At NetApp can help regional enterprises build an intelligent data infrastructure that shatters silos, optimizes AI and GenAI, and delivers agility for a rapidly changing landscape. Our unified approach to infrastructure and data management enables performance, productivity, and protection everywhere with turnkey solutions that accelerate time to results.
All of that is coupled with deep technological partnerships with AI leaders like NVIDIA, where NetApp is delivering certified, AI turnkey solutions. NetApp’s family of AI-focused products continues to evolve to meet customer needs, and we are excited to share and partner with regional enterprises on this journey.
Alex McMullan, CTO International, Pure Storage
To understand the challenges that AI presents from a data storage perspective, we need to look at its foundations. Any machine learning capability requires a training data set. In the case of generative AI, the data sets need to be large and complex, including different types of data.
Generative AI relies on complex models, and the algorithms on which it is based can include a large number of parameters that it is tasked with learning. The greater the number of features, size and variability of the anticipated output, the greater the level of data batch size combined with the number of epochs in the training runs before inference can begin.

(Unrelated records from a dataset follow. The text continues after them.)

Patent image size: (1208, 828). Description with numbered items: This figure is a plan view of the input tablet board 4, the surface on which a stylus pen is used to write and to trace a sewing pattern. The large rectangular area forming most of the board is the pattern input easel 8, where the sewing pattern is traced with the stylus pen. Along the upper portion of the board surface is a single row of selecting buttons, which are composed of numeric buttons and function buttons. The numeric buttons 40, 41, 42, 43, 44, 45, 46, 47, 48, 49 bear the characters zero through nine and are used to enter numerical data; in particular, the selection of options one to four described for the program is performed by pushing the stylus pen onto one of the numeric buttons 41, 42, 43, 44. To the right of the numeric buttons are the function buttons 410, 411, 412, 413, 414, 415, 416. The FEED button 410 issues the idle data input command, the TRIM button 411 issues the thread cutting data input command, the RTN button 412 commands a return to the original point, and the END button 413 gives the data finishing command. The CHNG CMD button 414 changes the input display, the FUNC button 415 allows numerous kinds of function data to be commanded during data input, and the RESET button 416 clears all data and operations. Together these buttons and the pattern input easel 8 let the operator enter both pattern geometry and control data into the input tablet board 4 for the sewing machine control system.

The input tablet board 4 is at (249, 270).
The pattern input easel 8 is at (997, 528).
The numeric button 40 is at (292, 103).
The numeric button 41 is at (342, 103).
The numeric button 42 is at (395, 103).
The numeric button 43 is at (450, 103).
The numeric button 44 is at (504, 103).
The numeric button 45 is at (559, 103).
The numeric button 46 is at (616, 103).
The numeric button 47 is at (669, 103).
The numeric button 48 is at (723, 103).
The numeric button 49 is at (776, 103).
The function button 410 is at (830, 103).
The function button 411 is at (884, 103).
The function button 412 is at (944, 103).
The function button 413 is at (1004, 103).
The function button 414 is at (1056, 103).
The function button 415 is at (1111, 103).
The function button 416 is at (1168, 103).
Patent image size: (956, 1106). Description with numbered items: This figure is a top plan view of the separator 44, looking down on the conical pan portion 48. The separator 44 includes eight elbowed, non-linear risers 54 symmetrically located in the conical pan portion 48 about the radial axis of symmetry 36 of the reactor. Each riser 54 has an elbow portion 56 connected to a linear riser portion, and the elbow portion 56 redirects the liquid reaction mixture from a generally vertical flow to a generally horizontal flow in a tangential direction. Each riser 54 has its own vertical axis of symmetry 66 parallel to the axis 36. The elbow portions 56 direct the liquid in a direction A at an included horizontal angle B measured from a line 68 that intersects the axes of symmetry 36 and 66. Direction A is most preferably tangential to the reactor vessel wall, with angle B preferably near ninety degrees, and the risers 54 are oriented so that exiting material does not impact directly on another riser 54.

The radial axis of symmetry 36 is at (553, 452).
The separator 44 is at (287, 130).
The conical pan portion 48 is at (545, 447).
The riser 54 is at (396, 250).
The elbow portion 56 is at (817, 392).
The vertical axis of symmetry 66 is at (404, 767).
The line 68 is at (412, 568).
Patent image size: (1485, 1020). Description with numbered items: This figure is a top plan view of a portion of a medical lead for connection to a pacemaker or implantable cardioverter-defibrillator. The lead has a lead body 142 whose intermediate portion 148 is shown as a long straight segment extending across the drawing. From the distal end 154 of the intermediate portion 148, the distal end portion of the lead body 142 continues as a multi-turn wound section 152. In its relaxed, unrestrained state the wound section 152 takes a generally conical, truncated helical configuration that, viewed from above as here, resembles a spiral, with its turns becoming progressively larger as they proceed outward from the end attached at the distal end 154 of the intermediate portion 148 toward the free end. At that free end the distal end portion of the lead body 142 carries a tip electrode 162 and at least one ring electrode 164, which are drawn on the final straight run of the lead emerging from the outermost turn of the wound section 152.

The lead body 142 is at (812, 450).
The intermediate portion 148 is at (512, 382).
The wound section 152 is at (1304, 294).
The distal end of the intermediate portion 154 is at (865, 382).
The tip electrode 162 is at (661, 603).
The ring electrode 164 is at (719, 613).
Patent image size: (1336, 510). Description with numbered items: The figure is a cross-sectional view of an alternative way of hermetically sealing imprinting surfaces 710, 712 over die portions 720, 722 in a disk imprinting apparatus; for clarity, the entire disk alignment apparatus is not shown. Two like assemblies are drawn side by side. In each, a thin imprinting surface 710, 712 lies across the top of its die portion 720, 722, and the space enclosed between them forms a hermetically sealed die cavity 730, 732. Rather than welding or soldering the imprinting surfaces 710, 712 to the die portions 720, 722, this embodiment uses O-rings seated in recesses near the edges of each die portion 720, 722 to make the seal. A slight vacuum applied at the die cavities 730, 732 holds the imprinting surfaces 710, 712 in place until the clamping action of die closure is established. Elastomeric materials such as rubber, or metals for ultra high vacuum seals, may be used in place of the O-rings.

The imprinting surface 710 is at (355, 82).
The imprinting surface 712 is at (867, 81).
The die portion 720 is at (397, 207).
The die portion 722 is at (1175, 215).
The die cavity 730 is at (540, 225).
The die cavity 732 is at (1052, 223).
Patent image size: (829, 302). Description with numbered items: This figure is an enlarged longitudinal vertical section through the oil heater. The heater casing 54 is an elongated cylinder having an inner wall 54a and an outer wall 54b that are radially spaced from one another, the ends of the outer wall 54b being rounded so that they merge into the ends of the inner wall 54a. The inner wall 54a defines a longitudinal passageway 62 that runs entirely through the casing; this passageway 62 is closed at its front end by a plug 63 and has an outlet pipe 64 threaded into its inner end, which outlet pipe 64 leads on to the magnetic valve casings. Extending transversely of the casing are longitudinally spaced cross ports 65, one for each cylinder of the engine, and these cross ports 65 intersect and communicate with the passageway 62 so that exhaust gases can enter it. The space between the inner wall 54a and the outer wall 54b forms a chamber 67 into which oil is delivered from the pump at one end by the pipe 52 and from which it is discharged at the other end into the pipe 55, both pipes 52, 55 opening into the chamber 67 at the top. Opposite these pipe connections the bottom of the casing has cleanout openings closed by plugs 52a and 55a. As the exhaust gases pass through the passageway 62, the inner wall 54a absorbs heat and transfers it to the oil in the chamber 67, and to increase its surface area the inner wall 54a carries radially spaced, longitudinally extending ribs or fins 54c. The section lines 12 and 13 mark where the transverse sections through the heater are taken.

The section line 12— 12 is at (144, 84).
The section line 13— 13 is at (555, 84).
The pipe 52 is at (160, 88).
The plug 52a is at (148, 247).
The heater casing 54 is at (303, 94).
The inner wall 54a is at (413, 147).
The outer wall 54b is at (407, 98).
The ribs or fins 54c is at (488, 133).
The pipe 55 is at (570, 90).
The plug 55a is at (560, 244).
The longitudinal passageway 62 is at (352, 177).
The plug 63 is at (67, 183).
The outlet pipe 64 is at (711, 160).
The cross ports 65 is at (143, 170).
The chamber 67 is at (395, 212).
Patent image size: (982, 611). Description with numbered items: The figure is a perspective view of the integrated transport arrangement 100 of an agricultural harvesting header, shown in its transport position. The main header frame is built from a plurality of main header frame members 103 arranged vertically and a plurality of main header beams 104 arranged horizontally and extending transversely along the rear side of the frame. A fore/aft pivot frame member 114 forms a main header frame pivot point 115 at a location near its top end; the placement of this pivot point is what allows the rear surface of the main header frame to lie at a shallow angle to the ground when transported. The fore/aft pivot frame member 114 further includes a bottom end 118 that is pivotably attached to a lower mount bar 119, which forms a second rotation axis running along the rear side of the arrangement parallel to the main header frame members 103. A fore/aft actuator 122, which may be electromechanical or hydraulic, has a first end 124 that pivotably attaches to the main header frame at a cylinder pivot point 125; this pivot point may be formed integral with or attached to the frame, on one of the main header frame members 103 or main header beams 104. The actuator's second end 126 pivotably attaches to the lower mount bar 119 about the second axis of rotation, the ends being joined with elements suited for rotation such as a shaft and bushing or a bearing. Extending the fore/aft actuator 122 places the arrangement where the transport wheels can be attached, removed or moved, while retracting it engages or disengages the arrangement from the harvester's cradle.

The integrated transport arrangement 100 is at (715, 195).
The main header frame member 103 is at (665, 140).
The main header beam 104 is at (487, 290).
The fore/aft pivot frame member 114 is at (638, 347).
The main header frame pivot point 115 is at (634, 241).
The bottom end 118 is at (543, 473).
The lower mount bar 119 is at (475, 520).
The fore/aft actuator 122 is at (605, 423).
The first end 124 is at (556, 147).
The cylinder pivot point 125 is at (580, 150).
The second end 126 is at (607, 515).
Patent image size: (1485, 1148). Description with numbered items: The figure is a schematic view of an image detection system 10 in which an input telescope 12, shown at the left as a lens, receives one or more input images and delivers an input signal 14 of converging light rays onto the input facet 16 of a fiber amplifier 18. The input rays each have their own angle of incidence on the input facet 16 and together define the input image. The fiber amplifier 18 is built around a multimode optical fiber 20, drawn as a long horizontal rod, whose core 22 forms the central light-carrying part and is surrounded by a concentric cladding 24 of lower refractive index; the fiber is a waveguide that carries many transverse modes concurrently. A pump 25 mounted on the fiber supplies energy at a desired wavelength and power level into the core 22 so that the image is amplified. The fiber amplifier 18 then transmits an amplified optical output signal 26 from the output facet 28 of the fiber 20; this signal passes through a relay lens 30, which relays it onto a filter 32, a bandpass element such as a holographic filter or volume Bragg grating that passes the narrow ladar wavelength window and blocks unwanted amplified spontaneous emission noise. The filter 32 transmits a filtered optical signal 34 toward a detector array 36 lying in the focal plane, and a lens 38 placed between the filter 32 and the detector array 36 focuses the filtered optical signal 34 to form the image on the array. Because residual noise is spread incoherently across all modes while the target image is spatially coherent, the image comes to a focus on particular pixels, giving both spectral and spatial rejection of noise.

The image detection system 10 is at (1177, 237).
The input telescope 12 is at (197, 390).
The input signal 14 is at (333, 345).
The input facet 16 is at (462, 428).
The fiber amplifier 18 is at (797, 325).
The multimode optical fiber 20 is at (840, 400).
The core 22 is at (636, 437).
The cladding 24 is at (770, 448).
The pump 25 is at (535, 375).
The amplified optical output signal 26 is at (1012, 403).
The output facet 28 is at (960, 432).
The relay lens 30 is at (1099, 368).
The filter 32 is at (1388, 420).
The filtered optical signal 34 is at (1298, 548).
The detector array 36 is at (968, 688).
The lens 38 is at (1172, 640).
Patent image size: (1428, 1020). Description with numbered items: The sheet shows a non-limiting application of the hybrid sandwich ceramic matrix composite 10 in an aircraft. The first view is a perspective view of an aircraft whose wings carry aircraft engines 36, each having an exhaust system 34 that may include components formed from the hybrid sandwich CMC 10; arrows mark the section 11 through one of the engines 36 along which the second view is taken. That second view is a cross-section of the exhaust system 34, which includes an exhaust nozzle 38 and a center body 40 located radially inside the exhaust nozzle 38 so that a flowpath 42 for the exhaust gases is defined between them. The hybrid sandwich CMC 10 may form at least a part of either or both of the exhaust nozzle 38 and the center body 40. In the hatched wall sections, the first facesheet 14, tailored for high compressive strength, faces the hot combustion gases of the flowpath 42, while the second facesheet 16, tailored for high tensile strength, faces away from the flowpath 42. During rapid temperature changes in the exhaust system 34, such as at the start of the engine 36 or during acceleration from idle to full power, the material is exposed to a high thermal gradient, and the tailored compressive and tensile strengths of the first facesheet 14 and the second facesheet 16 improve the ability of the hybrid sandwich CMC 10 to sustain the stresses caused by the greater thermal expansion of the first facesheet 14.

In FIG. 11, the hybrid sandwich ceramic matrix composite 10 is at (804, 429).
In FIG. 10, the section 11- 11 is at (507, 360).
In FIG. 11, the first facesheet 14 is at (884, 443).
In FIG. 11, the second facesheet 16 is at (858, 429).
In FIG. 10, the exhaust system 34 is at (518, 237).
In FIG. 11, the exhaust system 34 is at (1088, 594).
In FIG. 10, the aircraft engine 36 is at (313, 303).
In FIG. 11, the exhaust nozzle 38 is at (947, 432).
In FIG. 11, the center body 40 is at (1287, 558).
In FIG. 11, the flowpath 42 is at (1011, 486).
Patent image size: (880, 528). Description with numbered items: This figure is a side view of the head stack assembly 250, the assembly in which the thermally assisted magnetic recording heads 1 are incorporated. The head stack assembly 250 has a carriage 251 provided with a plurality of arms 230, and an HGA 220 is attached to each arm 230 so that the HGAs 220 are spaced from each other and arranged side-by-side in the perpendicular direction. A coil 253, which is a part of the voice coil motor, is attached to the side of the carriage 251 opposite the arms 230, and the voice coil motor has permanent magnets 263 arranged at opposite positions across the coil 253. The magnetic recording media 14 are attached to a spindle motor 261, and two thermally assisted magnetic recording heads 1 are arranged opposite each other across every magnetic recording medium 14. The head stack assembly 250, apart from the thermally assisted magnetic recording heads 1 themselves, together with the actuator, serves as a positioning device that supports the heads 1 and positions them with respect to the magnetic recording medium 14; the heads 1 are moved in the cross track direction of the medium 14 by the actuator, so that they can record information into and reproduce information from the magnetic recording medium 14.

Because data volumes are increasing exponentially, it is more important than ever that organisations use the densest, most efficient data storage possible, to limit sprawling data centre footprints, and the spiralling power and cooling costs that go with them. This presents another challenge that is beginning to surface as a significant issue: the implications massively scaled-up storage requirements have for being able to achieve net zero carbon targets by 2030-2040.
Some technology vendors are already addressing sustainability in their product design. For example, all-flash storage solutions are considerably more efficient than their spinning disk, HDD counterparts. Some vendors are even going beyond off the shelf SSDs, creating their own flash modules.
As well as being more sustainable than HDD, it is also a fact that flash storage is much better suited to running AI projects. This is because the key to results is connecting AI models or AI powered applications to data.
To do this successfully requires large and varied data types, streaming bandwidth for training jobs, write performance for checkpointing, and checkpoint restores, random read performance for inference and crucially it all needs to be 24×7 reliable and easily accessible, across silos and applications. This set of characteristics is not possible with HDD based storage underpinning your operations, all-flash is needed.
Data centres are now facing a secondary but equally important challenge that will be exacerbated by the continued rise of AI and ML. That is water consumption, which is set to become an even bigger problem.
As AI and ML continue to rapidly evolve, the focus will increase on data security, to ensure that rogue or adversarial inputs cannot change the output, model repeatability, using techniques like Shapley values to gain a better understanding of how inputs alter the model and stronger ethics, to ensure this powerful technology is used to actually benefit humanity.